I, unfortunately, haven’t saved a whole lot of the drawings I made in elementary and middle school, but I did find an example of a drawing I made when I was 13.
This is a reference drawing of a character I made in middle school. I’m not working with her anymore and have since forgotten her name and the original story she was part of. But this is a good example of my skills at that time. I cherished this drawing because, for my drawing ability at the time, this was a masterpiece. This was the point in time when I began to enjoy drawing human/humanoid characters. A few things I’d point out are the stiff posture, funky-looking fingers, big eyes, and disproportion overall. It’s not a bad drawing, just not the way I would’ve liked it.
For some examples from late middle school to early high school, I’ve got these two drawings.
These drawings show growth toward a more creative phase. You can see I’d learned a little bit of anatomy, but it was still disproportionate in some places like the head and the length of the arms. This was an era that consisted of a lot of digital work because I had just bought an iPad to work with, and I was excited to play with the new tools I had at my fingertips. This period had a lot of drastic shadows and elaborate backgrounds, which I actually would like to bring back into some of my newer work. I’d say this was my most creative phase, because it was the height of art production. I was constantly coming up with new characters and stories to write/draw.
My latest era, which began during my time at Shawna’s print shop during my senior year of high school, is my more industrial, business-based era. I still take time to practice and draw for myself, but most of my art time is work–and I like it!
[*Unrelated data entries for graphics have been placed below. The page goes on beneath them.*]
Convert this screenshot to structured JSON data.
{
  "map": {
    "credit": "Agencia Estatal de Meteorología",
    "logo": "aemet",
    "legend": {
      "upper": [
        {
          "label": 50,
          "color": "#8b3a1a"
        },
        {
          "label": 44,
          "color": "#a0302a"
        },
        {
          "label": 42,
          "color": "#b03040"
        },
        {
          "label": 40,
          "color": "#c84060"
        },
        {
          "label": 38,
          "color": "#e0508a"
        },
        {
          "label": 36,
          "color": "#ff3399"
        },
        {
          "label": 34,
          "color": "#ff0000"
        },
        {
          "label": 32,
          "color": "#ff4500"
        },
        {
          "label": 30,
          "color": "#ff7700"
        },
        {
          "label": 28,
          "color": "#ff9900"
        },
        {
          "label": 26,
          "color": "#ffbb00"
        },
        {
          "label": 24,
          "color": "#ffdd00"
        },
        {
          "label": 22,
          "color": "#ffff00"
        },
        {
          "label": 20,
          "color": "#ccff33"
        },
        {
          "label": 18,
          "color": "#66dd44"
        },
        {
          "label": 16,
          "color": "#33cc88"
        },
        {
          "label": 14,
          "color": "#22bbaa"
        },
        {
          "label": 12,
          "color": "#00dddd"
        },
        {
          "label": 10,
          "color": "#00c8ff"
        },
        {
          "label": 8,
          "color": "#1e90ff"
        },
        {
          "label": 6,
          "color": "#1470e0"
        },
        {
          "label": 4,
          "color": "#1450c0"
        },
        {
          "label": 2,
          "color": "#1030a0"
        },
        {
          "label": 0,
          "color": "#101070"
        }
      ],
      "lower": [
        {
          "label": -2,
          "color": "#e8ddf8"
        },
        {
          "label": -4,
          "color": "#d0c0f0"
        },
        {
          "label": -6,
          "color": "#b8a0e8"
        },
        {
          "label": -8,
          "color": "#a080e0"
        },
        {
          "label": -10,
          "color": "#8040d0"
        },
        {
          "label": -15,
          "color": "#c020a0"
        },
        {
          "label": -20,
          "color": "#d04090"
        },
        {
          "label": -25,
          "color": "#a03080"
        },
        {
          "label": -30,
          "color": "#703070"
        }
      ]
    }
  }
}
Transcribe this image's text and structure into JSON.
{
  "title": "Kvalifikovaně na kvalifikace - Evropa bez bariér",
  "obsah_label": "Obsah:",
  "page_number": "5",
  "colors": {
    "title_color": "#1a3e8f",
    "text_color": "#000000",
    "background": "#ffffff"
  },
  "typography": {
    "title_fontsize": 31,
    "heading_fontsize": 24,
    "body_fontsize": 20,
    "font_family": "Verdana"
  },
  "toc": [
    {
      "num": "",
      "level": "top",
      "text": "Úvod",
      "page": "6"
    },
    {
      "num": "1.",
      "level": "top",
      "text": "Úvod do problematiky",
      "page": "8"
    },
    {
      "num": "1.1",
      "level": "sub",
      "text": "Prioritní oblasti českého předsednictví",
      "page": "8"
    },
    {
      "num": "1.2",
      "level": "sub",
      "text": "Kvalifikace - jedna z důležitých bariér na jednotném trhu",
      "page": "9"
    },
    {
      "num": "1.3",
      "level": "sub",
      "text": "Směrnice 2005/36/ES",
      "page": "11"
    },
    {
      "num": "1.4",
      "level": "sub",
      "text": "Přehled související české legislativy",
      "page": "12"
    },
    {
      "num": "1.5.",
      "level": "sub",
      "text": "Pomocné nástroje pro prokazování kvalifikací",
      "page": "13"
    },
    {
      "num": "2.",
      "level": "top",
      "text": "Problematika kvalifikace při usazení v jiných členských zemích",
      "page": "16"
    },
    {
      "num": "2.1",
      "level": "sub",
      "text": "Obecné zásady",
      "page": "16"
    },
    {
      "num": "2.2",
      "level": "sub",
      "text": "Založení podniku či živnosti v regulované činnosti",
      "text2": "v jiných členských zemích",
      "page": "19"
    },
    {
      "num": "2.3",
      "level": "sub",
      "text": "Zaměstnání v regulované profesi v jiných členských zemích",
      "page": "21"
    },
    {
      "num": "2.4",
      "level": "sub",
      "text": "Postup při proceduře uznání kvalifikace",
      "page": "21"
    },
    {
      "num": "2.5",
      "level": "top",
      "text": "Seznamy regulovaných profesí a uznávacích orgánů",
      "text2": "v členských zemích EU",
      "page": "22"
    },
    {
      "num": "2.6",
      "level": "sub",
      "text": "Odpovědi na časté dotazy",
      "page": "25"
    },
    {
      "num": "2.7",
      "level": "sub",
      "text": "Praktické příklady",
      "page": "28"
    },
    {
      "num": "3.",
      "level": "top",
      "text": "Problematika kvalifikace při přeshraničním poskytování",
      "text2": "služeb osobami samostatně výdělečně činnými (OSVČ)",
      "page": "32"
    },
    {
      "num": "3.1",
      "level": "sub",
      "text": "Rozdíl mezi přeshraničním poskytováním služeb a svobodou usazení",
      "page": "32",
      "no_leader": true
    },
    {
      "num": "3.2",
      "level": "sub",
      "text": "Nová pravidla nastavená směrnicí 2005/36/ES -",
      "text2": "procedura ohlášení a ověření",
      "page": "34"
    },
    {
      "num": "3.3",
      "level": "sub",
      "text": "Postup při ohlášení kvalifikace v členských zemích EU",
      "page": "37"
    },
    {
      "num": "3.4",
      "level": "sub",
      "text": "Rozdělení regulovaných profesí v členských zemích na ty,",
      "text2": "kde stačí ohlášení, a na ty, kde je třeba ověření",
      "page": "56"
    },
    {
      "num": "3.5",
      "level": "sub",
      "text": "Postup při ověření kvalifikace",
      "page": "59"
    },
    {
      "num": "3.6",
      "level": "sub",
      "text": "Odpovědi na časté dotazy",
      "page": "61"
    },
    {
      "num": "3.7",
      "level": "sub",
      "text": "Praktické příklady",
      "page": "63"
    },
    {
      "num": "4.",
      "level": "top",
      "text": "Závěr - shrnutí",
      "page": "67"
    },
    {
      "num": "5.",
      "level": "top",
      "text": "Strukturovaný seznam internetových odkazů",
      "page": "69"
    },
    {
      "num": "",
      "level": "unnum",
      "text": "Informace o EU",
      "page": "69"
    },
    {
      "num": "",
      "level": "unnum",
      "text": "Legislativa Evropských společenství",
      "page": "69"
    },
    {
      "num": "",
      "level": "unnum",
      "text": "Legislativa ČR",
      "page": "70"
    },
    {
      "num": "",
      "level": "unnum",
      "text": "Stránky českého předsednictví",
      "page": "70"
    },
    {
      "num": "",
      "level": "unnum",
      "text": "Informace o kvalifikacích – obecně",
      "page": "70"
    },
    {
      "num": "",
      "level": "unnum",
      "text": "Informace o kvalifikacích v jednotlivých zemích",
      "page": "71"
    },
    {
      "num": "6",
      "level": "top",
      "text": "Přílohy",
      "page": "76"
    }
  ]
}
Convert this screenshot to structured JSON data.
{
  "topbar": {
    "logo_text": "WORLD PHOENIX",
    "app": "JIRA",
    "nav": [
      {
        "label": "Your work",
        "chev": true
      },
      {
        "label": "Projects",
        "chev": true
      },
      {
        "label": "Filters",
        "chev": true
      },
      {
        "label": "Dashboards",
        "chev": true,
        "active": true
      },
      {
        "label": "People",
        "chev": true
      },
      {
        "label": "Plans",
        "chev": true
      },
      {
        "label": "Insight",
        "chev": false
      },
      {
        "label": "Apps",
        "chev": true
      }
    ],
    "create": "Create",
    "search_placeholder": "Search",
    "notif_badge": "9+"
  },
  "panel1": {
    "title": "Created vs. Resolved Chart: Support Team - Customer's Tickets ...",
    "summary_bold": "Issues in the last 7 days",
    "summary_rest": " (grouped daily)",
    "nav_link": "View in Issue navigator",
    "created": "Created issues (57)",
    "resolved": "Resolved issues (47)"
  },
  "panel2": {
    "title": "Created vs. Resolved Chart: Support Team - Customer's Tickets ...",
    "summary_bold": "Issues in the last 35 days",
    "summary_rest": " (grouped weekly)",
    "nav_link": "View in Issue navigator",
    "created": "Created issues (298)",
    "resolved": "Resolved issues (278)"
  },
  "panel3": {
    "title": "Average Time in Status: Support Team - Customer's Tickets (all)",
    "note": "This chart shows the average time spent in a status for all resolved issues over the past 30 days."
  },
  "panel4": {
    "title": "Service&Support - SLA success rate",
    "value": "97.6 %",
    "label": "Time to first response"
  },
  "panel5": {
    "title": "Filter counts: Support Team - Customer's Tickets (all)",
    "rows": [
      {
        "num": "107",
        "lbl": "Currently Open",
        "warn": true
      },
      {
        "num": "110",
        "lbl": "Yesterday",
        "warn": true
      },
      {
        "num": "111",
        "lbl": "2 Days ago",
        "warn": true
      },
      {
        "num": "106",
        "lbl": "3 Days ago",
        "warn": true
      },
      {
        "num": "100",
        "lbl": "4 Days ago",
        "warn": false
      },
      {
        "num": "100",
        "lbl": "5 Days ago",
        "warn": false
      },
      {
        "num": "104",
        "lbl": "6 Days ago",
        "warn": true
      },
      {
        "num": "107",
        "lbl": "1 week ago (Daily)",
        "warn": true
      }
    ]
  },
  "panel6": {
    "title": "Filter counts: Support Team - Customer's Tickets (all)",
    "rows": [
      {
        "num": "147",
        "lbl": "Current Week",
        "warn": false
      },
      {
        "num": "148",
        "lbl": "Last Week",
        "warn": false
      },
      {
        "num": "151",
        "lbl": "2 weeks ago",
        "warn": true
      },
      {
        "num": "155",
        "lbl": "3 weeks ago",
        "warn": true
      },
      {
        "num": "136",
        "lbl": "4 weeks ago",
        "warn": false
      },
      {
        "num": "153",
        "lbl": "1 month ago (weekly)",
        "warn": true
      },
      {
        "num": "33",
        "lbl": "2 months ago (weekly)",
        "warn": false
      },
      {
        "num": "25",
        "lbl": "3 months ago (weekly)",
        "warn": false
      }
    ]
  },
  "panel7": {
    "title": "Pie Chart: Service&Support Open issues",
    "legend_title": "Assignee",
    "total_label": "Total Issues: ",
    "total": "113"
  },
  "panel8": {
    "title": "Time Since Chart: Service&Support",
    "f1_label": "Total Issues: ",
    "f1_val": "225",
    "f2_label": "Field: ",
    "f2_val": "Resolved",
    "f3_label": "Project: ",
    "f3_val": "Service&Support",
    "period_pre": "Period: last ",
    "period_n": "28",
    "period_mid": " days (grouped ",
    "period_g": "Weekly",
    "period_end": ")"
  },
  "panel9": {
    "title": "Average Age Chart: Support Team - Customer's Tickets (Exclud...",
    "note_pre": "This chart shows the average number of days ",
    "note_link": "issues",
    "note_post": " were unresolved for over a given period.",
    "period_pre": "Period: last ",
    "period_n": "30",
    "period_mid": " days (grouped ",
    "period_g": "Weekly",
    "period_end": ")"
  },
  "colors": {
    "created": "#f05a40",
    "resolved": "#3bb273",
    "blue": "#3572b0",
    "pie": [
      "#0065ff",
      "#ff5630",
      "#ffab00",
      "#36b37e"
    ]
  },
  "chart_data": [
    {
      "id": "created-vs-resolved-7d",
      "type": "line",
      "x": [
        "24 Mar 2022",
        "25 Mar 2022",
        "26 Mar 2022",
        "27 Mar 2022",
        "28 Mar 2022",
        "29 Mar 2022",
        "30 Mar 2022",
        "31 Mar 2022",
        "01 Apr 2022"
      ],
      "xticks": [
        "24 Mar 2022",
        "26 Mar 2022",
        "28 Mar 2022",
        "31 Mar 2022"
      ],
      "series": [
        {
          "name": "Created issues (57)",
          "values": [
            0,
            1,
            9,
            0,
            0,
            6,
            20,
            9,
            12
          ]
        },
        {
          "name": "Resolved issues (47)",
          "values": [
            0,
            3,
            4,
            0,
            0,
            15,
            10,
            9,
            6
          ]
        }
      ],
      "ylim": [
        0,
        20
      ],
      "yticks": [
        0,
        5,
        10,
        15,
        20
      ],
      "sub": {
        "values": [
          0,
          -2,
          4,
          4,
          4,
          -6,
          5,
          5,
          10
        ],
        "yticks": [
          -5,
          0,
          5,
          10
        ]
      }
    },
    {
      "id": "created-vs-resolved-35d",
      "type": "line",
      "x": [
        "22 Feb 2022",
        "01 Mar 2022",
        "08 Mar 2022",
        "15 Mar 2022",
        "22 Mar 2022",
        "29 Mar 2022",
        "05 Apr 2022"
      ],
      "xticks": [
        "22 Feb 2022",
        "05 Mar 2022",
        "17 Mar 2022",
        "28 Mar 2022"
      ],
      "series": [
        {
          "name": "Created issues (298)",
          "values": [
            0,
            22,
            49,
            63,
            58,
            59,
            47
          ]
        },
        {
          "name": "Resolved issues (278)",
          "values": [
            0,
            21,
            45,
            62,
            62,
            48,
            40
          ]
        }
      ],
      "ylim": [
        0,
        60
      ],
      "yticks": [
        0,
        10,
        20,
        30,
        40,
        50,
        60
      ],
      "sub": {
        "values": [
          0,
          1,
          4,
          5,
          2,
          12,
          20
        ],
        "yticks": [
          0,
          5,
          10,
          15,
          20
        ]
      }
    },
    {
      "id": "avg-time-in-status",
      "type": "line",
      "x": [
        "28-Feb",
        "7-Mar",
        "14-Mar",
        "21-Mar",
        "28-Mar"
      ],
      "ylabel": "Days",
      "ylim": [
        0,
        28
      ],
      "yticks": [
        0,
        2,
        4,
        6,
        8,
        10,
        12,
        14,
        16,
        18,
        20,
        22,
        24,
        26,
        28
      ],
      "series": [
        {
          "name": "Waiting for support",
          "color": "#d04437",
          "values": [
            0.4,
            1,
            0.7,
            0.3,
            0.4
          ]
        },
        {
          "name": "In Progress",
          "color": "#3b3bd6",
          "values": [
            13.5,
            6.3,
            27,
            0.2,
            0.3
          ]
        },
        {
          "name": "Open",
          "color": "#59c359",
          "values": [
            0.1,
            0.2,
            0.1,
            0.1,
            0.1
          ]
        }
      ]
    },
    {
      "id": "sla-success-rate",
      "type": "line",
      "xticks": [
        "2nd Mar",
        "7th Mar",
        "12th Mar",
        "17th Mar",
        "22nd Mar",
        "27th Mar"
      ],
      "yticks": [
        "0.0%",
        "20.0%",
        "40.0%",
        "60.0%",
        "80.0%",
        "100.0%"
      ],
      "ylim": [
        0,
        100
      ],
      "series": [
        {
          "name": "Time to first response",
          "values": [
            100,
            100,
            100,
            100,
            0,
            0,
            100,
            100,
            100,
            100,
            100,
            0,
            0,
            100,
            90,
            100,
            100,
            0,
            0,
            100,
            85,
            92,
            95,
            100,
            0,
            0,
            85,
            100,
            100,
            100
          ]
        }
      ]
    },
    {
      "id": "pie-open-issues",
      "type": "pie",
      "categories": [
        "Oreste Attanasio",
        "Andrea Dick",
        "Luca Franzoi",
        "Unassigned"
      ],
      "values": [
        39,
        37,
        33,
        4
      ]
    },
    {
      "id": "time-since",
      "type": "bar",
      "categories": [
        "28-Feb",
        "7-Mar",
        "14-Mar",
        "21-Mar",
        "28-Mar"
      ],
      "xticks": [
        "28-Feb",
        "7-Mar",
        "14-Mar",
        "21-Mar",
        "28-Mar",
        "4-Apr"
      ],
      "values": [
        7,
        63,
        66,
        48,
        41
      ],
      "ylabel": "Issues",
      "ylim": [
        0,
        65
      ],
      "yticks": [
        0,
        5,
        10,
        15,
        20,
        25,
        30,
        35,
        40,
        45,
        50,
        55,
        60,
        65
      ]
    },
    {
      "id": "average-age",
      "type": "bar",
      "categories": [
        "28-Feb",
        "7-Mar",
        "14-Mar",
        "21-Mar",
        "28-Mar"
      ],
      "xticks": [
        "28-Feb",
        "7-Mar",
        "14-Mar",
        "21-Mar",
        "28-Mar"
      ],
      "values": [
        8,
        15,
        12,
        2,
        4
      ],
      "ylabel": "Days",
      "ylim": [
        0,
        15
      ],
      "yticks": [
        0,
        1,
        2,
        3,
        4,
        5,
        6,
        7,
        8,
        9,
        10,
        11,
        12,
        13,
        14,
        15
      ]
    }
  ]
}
This is one of the first work drawings I did. After Shawna caught me doodling on sticky notes during my first day working for her, she decided to help me turn my hobby into a skill I could really work with. She was my first real commission client and asked me to make this edited version of the Images Print House logo. It included the team at Images, with Shawna (middle), Andy (middle), CJ (right), and Kim (me, left). I had a ton of fun with this drawing and it was a good start to what I hope will be a successful art career.
Currently, I’m still working on client commissions as much as I can between college assignments. Shawna has been helping me set up commissions by acting as my messenger/middleman, which has helped me create some great work and keep organized.
For the overall evolution of my style, I’d say I’ve learned to draw more dynamic/relaxed poses, more proportionate characters, and the ability to make more ‘realistically’ proportioned faces, rather than the drastically large anime/manga eyes I’d been drawing before. When I draw for myself, I still draw in that large-eye, slightly disproportionate style, because that’s the style that makes me happy. But I think the very best evolution I’ve made is the ability to adjust and change my style for whatever I need. Need a commissioned illustration for a business owner? I’ll probably use a more caricature style. A logo? I can get really simplified or detailed, whatever is needed. A character drawing/comic page? Dynamic poses and stylized proportions. This ability makes me a Jack of All Trades when it comes to commissions, so I’ll have plenty of work when I’m ready to transition into my career!